La pubblicazione integrale dei documenti medici dissipa ogni ombra. Il dottorBuzzonetti, medico vaticano assieme al dottor Da Ros, medico curante a Venezia di Luciani, certificarono la morte «rappresentata da malattia cardiovascolare. Cardiopatia ischemica da aterosclerosi coronarica».

In famiglia vi era familiarità a questa patologia: infatti, tre anni prima, il Papa aveva subito un «pregresso spasmo o tromboembolia della arteria centrale della retina dell’occhio sinistro», che necessitò di un ricovero ospedaliero dell’allora cardinale Luciani a Mestre. Il Papa faceva anche uso di Gratusmidal, un medicinale che contiene dosi di strofanto, un cardiocinetico.

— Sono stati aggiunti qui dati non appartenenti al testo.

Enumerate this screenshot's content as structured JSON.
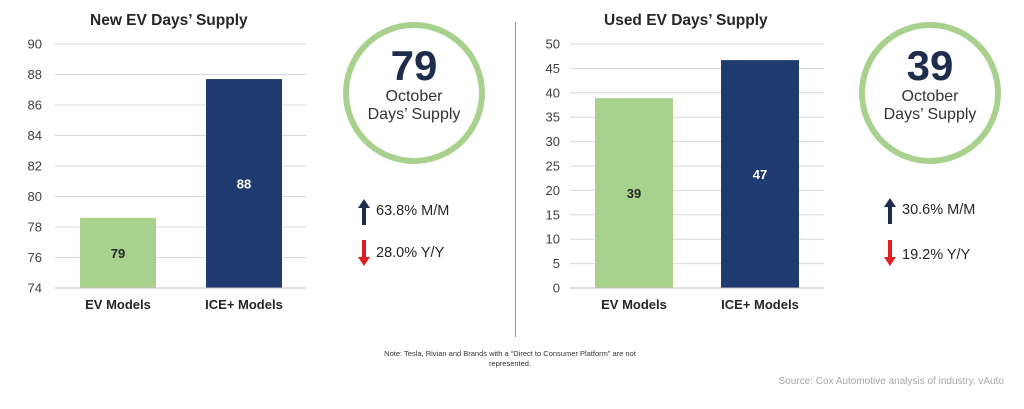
{
  "left": {
    "kpi": {
      "value": "79",
      "line1": "October",
      "line2": "Days’ Supply"
    },
    "stats": {
      "mm": "63.8% M/M",
      "yy": "28.0% Y/Y"
    }
  },
  "right": {
    "kpi": {
      "value": "39",
      "line1": "October",
      "line2": "Days’ Supply"
    },
    "stats": {
      "mm": "30.6% M/M",
      "yy": "19.2% Y/Y"
    }
  },
  "note": "Note: Tesla, Rivian and Brands with a “Direct to Consumer Platform” are not represented.",
  "source": "Source: Cox Automotive analysis of industry, vAuto",
  "colors": {
    "ev": "#a9d18e",
    "ice": "#1f3a6e",
    "up": "#1f2d4d",
    "down": "#e02020",
    "ring": "#a9d18e"
  },
  "chart_data": [
    {
      "type": "bar",
      "title": "New EV Days’ Supply",
      "categories": [
        "EV Models",
        "ICE+ Models"
      ],
      "values": [
        78.6,
        87.7
      ],
      "data_labels": [
        "79",
        "88"
      ],
      "ylim": [
        74,
        90
      ],
      "yticks": [
        74,
        76,
        78,
        80,
        82,
        84,
        86,
        88,
        90
      ],
      "grid": true,
      "xlabel": "",
      "ylabel": ""
    },
    {
      "type": "bar",
      "title": "Used EV Days’ Supply",
      "categories": [
        "EV Models",
        "ICE+ Models"
      ],
      "values": [
        38.9,
        46.7
      ],
      "data_labels": [
        "39",
        "47"
      ],
      "ylim": [
        0,
        50
      ],
      "yticks": [
        0,
        5,
        10,
        15,
        20,
        25,
        30,
        35,
        40,
        45,
        50
      ],
      "grid": true,
      "xlabel": "",
      "ylabel": ""
    }
  ]
}
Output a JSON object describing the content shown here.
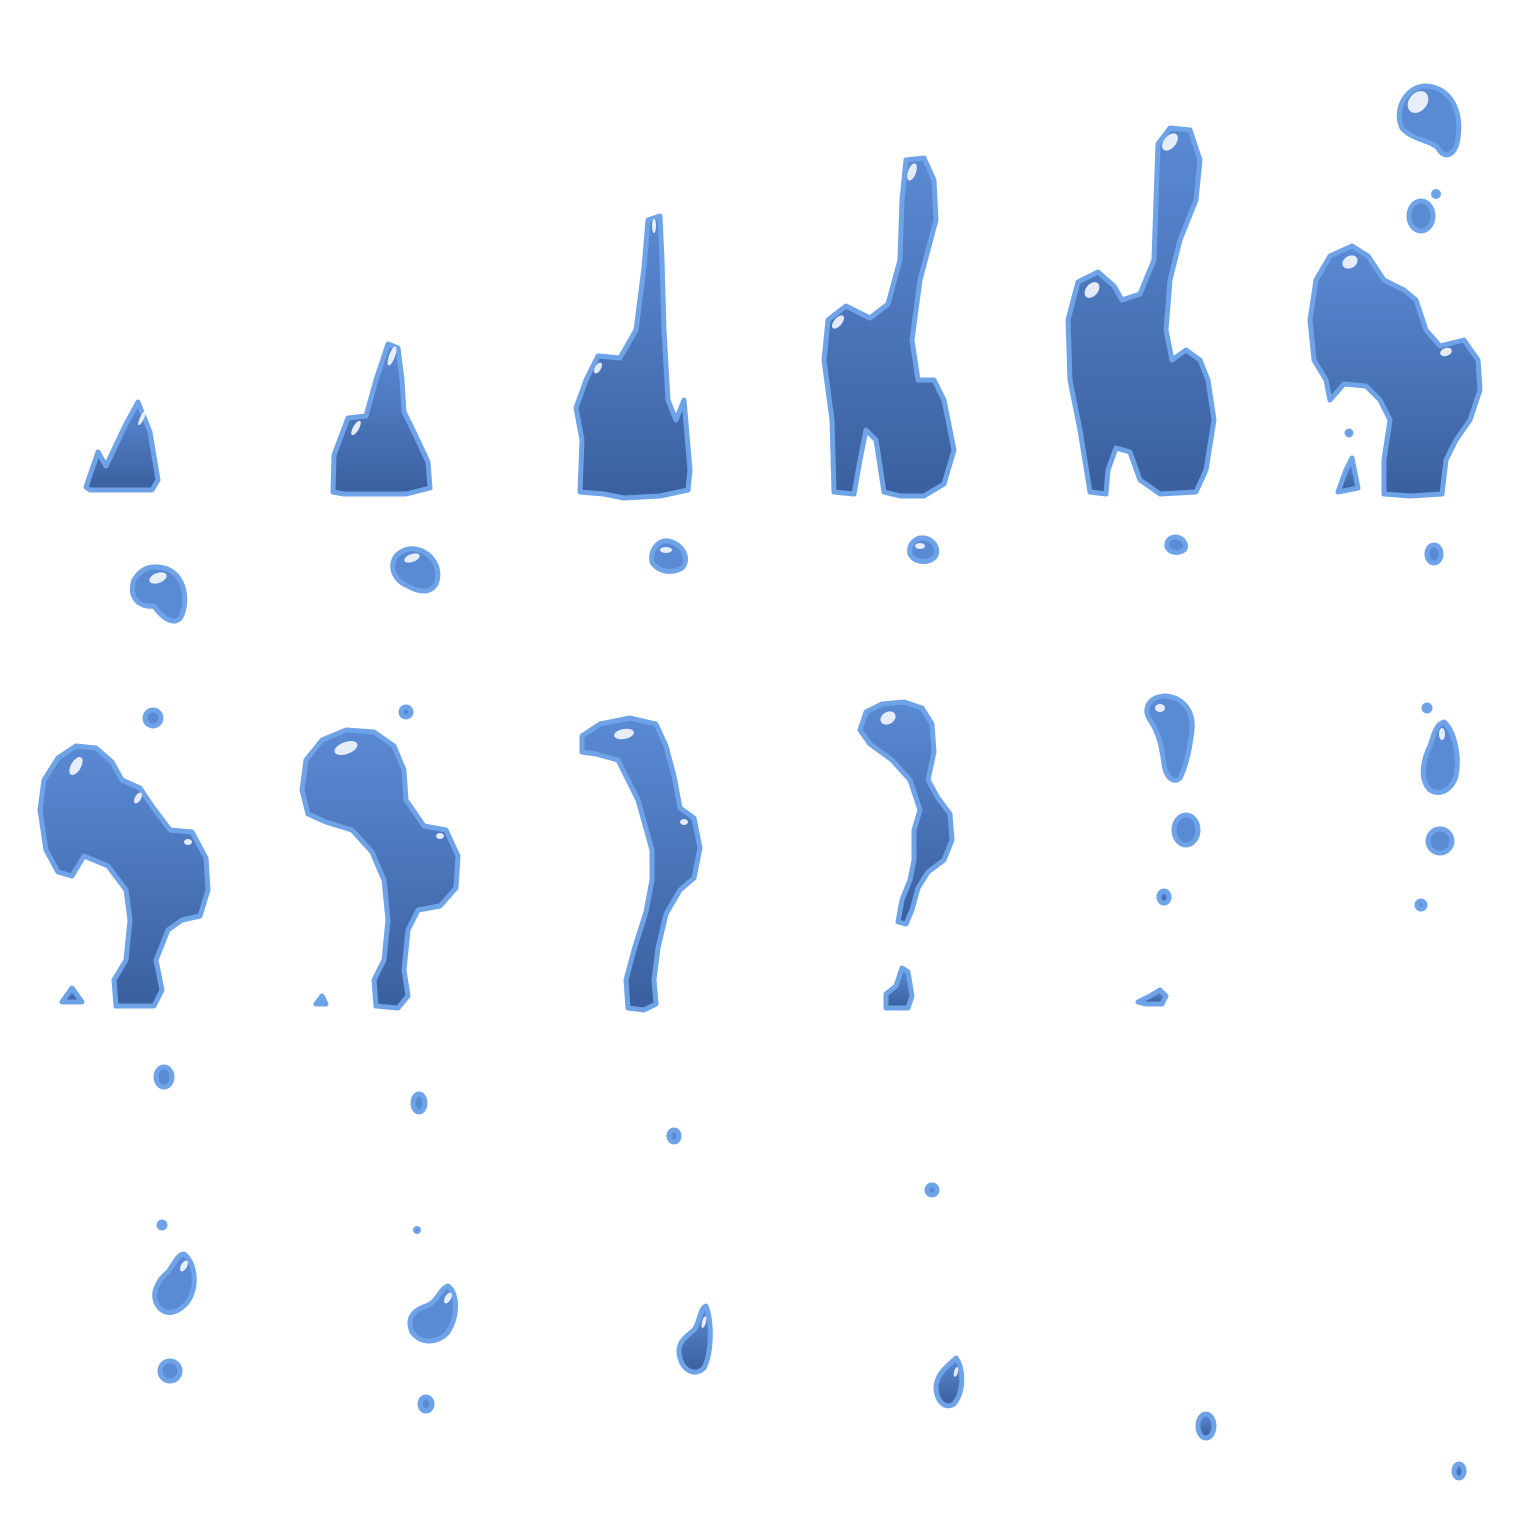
{
  "sheet": {
    "frames": 18,
    "columns": 6,
    "rows": 3,
    "background": "#ffffff"
  },
  "palette": {
    "rim": "#6fa3e8",
    "body_top": "#5a8ad4",
    "body_bottom": "#3a5f9e",
    "dark": "#2f4f8c",
    "highlight": "#ffffff"
  }
}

Dai referti emerge che la sera della morte, attorno alle 19,30, il Papa ebbe un dolore protratto per oltre cinque minuti localizzato nella regione sternale. Si verifico mentre era seduto per la recita della compieta con il segretario, padre Magee. «Il Papa – si legge nella documentazione sanitaria allegata ai fascicoli del processo di beatificazione – portò ripetutamente la mano sul petto, il dolore era abbastanza forte, ma era un disturbo che il Santo Padre aveva già sperimentato in precedenti occasioni e che interpretava come di natura reumatica». Un sintomo al quale nessuno vi prestò attenzione (Il Messaggero, 21 novembre 2017).